Evidence is emerging that endocannabinoid function is reduced in various diseases such as migraine, fibromyalgia, irritable bowel syndrome, multiple sclerosis, diabetic neuropathy, Parkinson’s disease, etc. The endocannabinoid deficiency theory proposes that such deficiency may be genetic, congenital or acquired, due to injury or disease, and may result in characteristic pathophysiological syndromes with specific symptomatology. Phytocannabinoids with similar effects on cannabinoid receptors may provide a means of treatment for these medical conditions. Synthetic cannabinoids are compounds produced in the laboratory that are designed to replicate the structure or function of endocannabinoids or phytocannabinoids. Most of these synthetic preparations are based on THC, a natural cannabinoid. They have a high affinity for CB1 receptors, which are associated with the psychoactive effects of cannabis or the ‘high’ of cannabis. At least 180 different synthetic cannabinoids have been identified, according to the European Monitoring Centre for Drugs and Drug Addiction 2019 reports. These synthetic compounds are usually consumed either by smoking or in concentrated liquid form. Adverse effects of synthetic cannabinoids can include heart attacks, paranoia, severe anxiety, nausea, vomiting, confusion, incoordination and seizures. Interestingly, some individuals have reported strong compulsions and persistent cravings to resume use even one week after withdrawal, while others have described withdrawal symptoms such as headaches, nausea and vomiting.

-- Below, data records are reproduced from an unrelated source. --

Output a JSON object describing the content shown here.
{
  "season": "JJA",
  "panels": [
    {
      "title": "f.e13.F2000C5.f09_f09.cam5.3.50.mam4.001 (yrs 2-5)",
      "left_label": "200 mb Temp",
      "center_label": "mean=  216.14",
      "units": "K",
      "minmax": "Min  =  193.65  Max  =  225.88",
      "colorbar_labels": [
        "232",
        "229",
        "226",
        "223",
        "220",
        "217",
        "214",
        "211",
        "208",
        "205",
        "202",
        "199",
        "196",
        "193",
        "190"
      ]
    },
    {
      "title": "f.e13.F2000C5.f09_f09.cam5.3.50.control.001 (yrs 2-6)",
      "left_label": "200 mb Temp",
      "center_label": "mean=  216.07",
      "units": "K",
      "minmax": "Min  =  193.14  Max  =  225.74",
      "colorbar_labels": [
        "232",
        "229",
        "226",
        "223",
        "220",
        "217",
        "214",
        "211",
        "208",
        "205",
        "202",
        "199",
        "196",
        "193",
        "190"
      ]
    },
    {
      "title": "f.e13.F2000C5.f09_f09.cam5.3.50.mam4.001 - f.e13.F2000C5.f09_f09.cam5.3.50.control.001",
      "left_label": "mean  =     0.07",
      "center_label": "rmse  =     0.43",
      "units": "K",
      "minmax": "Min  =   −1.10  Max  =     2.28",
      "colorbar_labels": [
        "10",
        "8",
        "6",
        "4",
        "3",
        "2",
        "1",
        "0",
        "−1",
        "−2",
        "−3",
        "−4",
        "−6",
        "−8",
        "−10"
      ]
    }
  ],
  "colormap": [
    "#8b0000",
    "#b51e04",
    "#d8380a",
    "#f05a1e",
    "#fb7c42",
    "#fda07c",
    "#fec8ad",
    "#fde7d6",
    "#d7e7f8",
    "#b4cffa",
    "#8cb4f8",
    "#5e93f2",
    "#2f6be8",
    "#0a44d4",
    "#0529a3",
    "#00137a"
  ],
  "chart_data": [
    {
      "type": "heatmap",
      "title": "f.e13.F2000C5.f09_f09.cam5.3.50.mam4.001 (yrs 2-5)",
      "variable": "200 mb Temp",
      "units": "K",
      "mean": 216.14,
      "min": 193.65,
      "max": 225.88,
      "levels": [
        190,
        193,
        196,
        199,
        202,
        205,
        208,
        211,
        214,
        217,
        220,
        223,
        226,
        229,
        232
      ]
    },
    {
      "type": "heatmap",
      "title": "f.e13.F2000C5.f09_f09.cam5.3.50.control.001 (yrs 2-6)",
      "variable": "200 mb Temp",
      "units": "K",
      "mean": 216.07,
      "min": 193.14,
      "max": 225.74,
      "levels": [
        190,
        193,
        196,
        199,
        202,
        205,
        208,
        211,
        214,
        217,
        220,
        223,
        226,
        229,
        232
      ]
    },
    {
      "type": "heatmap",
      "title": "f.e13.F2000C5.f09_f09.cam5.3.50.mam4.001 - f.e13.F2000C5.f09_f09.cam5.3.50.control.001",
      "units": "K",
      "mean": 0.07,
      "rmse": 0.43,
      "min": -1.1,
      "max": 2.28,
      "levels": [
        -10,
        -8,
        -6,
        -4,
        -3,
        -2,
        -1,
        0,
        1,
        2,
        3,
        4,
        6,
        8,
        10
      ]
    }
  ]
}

The variation in cannabis substances depends on the route of consumption. THC is metabolized in the liver when consumed orally and rapidly absorbed through the lungs when inhaled. CBD, like THC, has complex pharmacokinetics and low oral bioavailability across species. Both THC and CBD interact with cytochrome P450 enzymes, which can alter the metabolism of various drugs. Concerns have been raised about the passage of THC through breast milk and therefore caution is stressed during pregnancy and lactation.

In conclusion, cannabis and its constituents have a rich history in medicine and their therapeutic potential and pharmacological effects are continuously being investigated in research. Understanding the mechanisms of action and pharmacokinetics of cannabis is essential to maximise its medical benefits while minimising its potential risks.